We believe that parent support is crucial to the development of future global leaders. Below are some tips parents can use to foster global awareness and cultural acceptance for kids of all ages (Resource)


Tips for . . .
  • all parents
    • Foster your child's relationship with students in Kenya, Africa by co-sponsoring a student's education with other interested familes. A gift of $75 per year with nine other families can cover a child's education for one year. This relationship and knowing that your child helped impact change in the life of a student and an entire community can last forever. Click here to make a donation.
    • Environmental issues can be great teaching opportunities. From being intentional about family recycling habits to participating in neighborhood clean-up projects, kids of all ages can play their part in showing respect for our world.
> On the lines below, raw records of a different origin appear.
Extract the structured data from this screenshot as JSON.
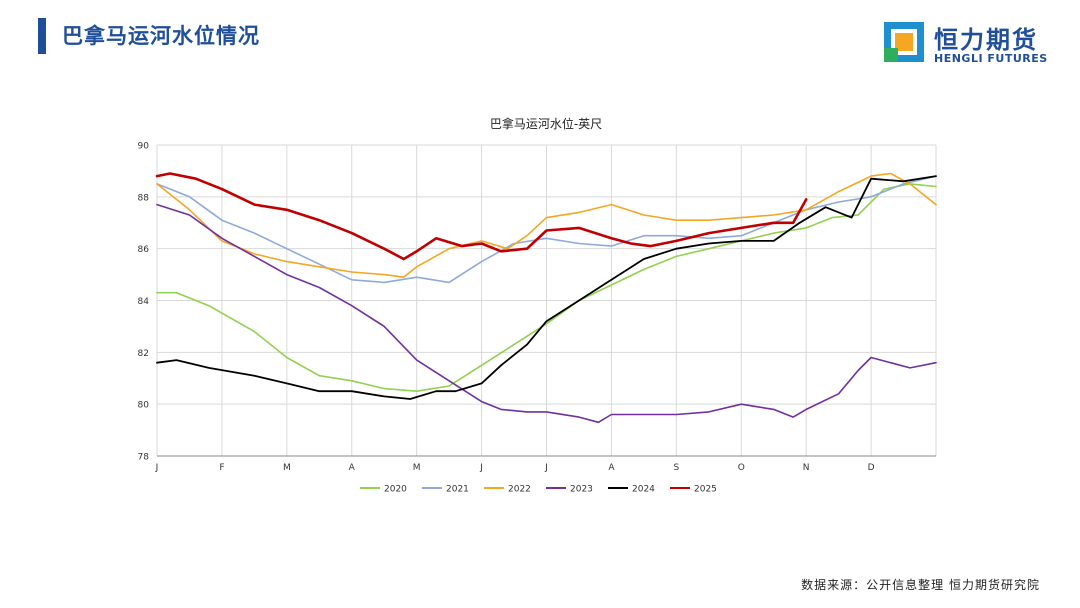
{
  "header": {
    "title": "巴拿马运河水位情况"
  },
  "logo": {
    "cn": "恒力期货",
    "en": "HENGLI FUTURES"
  },
  "footer": {
    "source": "数据来源：公开信息整理  恒力期货研究院"
  },
  "colors": {
    "accent": "#1f4e9a"
  },
  "chart_data": {
    "type": "line",
    "title": "巴拿马运河水位-英尺",
    "xlabel": "",
    "ylabel": "",
    "ylim": [
      78,
      90
    ],
    "yticks": [
      78,
      80,
      82,
      84,
      86,
      88,
      90
    ],
    "xlim": [
      0,
      12
    ],
    "xticks": [
      {
        "x": 0,
        "label": "J"
      },
      {
        "x": 1,
        "label": "F"
      },
      {
        "x": 2,
        "label": "M"
      },
      {
        "x": 3,
        "label": "A"
      },
      {
        "x": 4,
        "label": "M"
      },
      {
        "x": 5,
        "label": "J"
      },
      {
        "x": 6,
        "label": "J"
      },
      {
        "x": 7,
        "label": "A"
      },
      {
        "x": 8,
        "label": "S"
      },
      {
        "x": 9,
        "label": "O"
      },
      {
        "x": 10,
        "label": "N"
      },
      {
        "x": 11,
        "label": "D"
      }
    ],
    "grid": true,
    "legend": "bottom",
    "series": [
      {
        "name": "2020",
        "color": "#92d050",
        "width": 1.6,
        "x": [
          0,
          0.3,
          0.8,
          1.5,
          2,
          2.5,
          3,
          3.5,
          4,
          4.5,
          5,
          5.5,
          6,
          6.5,
          7,
          7.5,
          8,
          8.5,
          9,
          9.5,
          10,
          10.4,
          10.8,
          11.2,
          11.6,
          12
        ],
        "y": [
          84.3,
          84.3,
          83.8,
          82.8,
          81.8,
          81.1,
          80.9,
          80.6,
          80.5,
          80.7,
          81.5,
          82.3,
          83.1,
          84.0,
          84.6,
          85.2,
          85.7,
          86.0,
          86.3,
          86.6,
          86.8,
          87.2,
          87.3,
          88.3,
          88.5,
          88.4
        ]
      },
      {
        "name": "2021",
        "color": "#8eaadb",
        "width": 1.6,
        "x": [
          0,
          0.5,
          1,
          1.5,
          2,
          2.5,
          3,
          3.5,
          4,
          4.5,
          5,
          5.5,
          6,
          6.5,
          7,
          7.5,
          8,
          8.5,
          9,
          9.5,
          10,
          10.5,
          11,
          11.5,
          12
        ],
        "y": [
          88.5,
          88.0,
          87.1,
          86.6,
          86.0,
          85.4,
          84.8,
          84.7,
          84.9,
          84.7,
          85.5,
          86.2,
          86.4,
          86.2,
          86.1,
          86.5,
          86.5,
          86.4,
          86.5,
          87.0,
          87.5,
          87.8,
          88.0,
          88.5,
          88.8
        ]
      },
      {
        "name": "2022",
        "color": "#f5a623",
        "width": 1.6,
        "x": [
          0,
          0.5,
          1,
          1.5,
          2,
          2.5,
          3,
          3.5,
          3.8,
          4,
          4.5,
          5,
          5.4,
          5.7,
          6,
          6.5,
          7,
          7.5,
          8,
          8.5,
          9,
          9.5,
          10,
          10.5,
          11,
          11.3,
          11.6,
          12
        ],
        "y": [
          88.5,
          87.5,
          86.3,
          85.8,
          85.5,
          85.3,
          85.1,
          85.0,
          84.9,
          85.3,
          86.0,
          86.3,
          86.0,
          86.5,
          87.2,
          87.4,
          87.7,
          87.3,
          87.1,
          87.1,
          87.2,
          87.3,
          87.5,
          88.2,
          88.8,
          88.9,
          88.5,
          87.7
        ]
      },
      {
        "name": "2023",
        "color": "#7030a0",
        "width": 1.6,
        "x": [
          0,
          0.5,
          1,
          1.5,
          2,
          2.5,
          3,
          3.5,
          4,
          4.5,
          5,
          5.3,
          5.7,
          6,
          6.5,
          6.8,
          7,
          7.3,
          7.6,
          8,
          8.5,
          9,
          9.5,
          9.8,
          10,
          10.5,
          10.8,
          11,
          11.3,
          11.6,
          12
        ],
        "y": [
          87.7,
          87.3,
          86.4,
          85.7,
          85.0,
          84.5,
          83.8,
          83.0,
          81.7,
          80.9,
          80.1,
          79.8,
          79.7,
          79.7,
          79.5,
          79.3,
          79.6,
          79.6,
          79.6,
          79.6,
          79.7,
          80.0,
          79.8,
          79.5,
          79.8,
          80.4,
          81.3,
          81.8,
          81.6,
          81.4,
          81.6
        ]
      },
      {
        "name": "2024",
        "color": "#000000",
        "width": 1.8,
        "x": [
          0,
          0.3,
          0.8,
          1.5,
          2,
          2.5,
          3,
          3.5,
          3.9,
          4.3,
          4.6,
          5,
          5.3,
          5.7,
          6,
          6.5,
          7,
          7.5,
          8,
          8.5,
          9,
          9.5,
          9.9,
          10.3,
          10.7,
          11,
          11.5,
          12
        ],
        "y": [
          81.6,
          81.7,
          81.4,
          81.1,
          80.8,
          80.5,
          80.5,
          80.3,
          80.2,
          80.5,
          80.5,
          80.8,
          81.5,
          82.3,
          83.2,
          84.0,
          84.8,
          85.6,
          86.0,
          86.2,
          86.3,
          86.3,
          87.0,
          87.6,
          87.2,
          88.7,
          88.6,
          88.8
        ]
      },
      {
        "name": "2025",
        "color": "#c00000",
        "width": 2.6,
        "x": [
          0,
          0.2,
          0.6,
          1,
          1.5,
          2,
          2.5,
          3,
          3.5,
          3.8,
          4,
          4.3,
          4.7,
          5,
          5.3,
          5.7,
          6,
          6.5,
          7,
          7.3,
          7.6,
          8,
          8.5,
          9,
          9.5,
          9.8,
          10
        ],
        "y": [
          88.8,
          88.9,
          88.7,
          88.3,
          87.7,
          87.5,
          87.1,
          86.6,
          86.0,
          85.6,
          85.9,
          86.4,
          86.1,
          86.2,
          85.9,
          86.0,
          86.7,
          86.8,
          86.4,
          86.2,
          86.1,
          86.3,
          86.6,
          86.8,
          87.0,
          87.0,
          87.9
        ]
      }
    ]
  }
}
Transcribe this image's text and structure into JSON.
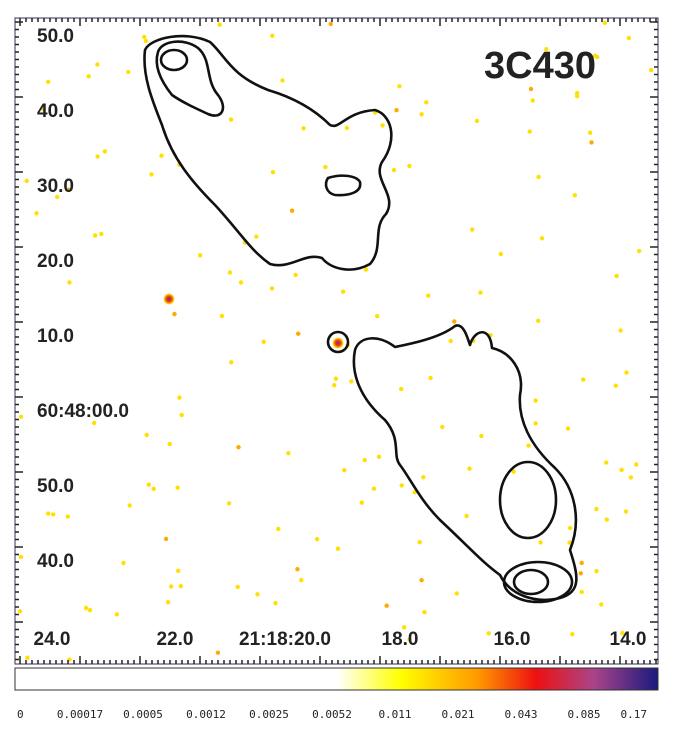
{
  "title": "3C430",
  "y_axis": {
    "labels": [
      "50.0",
      "40.0",
      "30.0",
      "20.0",
      "10.0",
      "60:48:00.0",
      "50.0",
      "40.0"
    ]
  },
  "x_axis": {
    "labels": [
      "24.0",
      "22.0",
      "21:18:20.0",
      "18.0",
      "16.0",
      "14.0"
    ]
  },
  "colorbar": {
    "labels": [
      "0",
      "0.00017",
      "0.0005",
      "0.0012",
      "0.0025",
      "0.0052",
      "0.011",
      "0.021",
      "0.043",
      "0.085",
      "0.17"
    ]
  }
}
    • Visit the Southern Poverty Law Center’s Tolerance.org Web site for parenting information on a number of topics, including diversity awareness and cross-cultural tolerance.
    • Service projects that the whole family can do together teach planning skills (What do we do?), empathy (Who needs this and why?), teamwork, and empowerment (reflect on how the completed project made you feel)

  • parents with children ages birth to 5
    • When your kids complain, “That’s not fair!” ask, “What can we do to make things more fair?” Talk about how the terms “fair” and “equal” don’t usually mean “exactly the same.”
    • Watch TV shows or play games together that have messages about different cultures and countries. Talk about them afterwards.
    • Talk with children about how people live in different types of homes, have different skin colors, types of jobs, family configurations, and so on. Keep books and toys on hand that reflect this diversity, making “differences” familiar.
  • parents with children ages 6 to 9
    • Help your child develop a deeply rooted sense of identity so that she or he is confident and feels a sense of self-worth. Celebrate important cultural history dates, rituals, and traditions in your family, and talk about their importance.
    • Model respect for others, including those whom you might envy or feel sorry for. Remember (and stress to your children) that you can never know exactly what it feels like to live someone else’s life, but you can treat that person the way you want to be treated.
    • If possible, venture outside your own community to experience how other people live. This might mean having lunch in a neighboring town, taking a road trip to a different geographic area, or even traveling or living internationally. Whatever your means, make it a point to show your children that there are lots of different ways of living in the world.
  • parents with children ages 10 to 15
    • Encourage your children to explore the world through books, the Internet, travel opportunities, and cross-cultural experiences with friends. Help them seek out the resources they need to do this.
    • Encourage your teen to become involved in activities that expose them to different types of people, lifestyles, languages, music, food, and art. Often such activities are offered as service projects through schools, recreation centers and park programs, libraries, museums, and cultural centers.
    • Learning a language early is often the gateway to enjoying different cultures. Encourage your children to study a second language through their school, community education programs, and/or online (see rosettastone.com).
  • parents with children ages 16 to 18
    • As a family, watch national news programs, listen to public radio broadcasts, read newspapers and news magazines, and discuss what you learn.
    • Support short-term opportunities for kids to travel around the country or overseas with their school or faith community groups. From fund-raising to chaperoning, your support makes a difference.
    • Identify people (past or present) who have worked for social justice. Discuss their impact on their community or the world.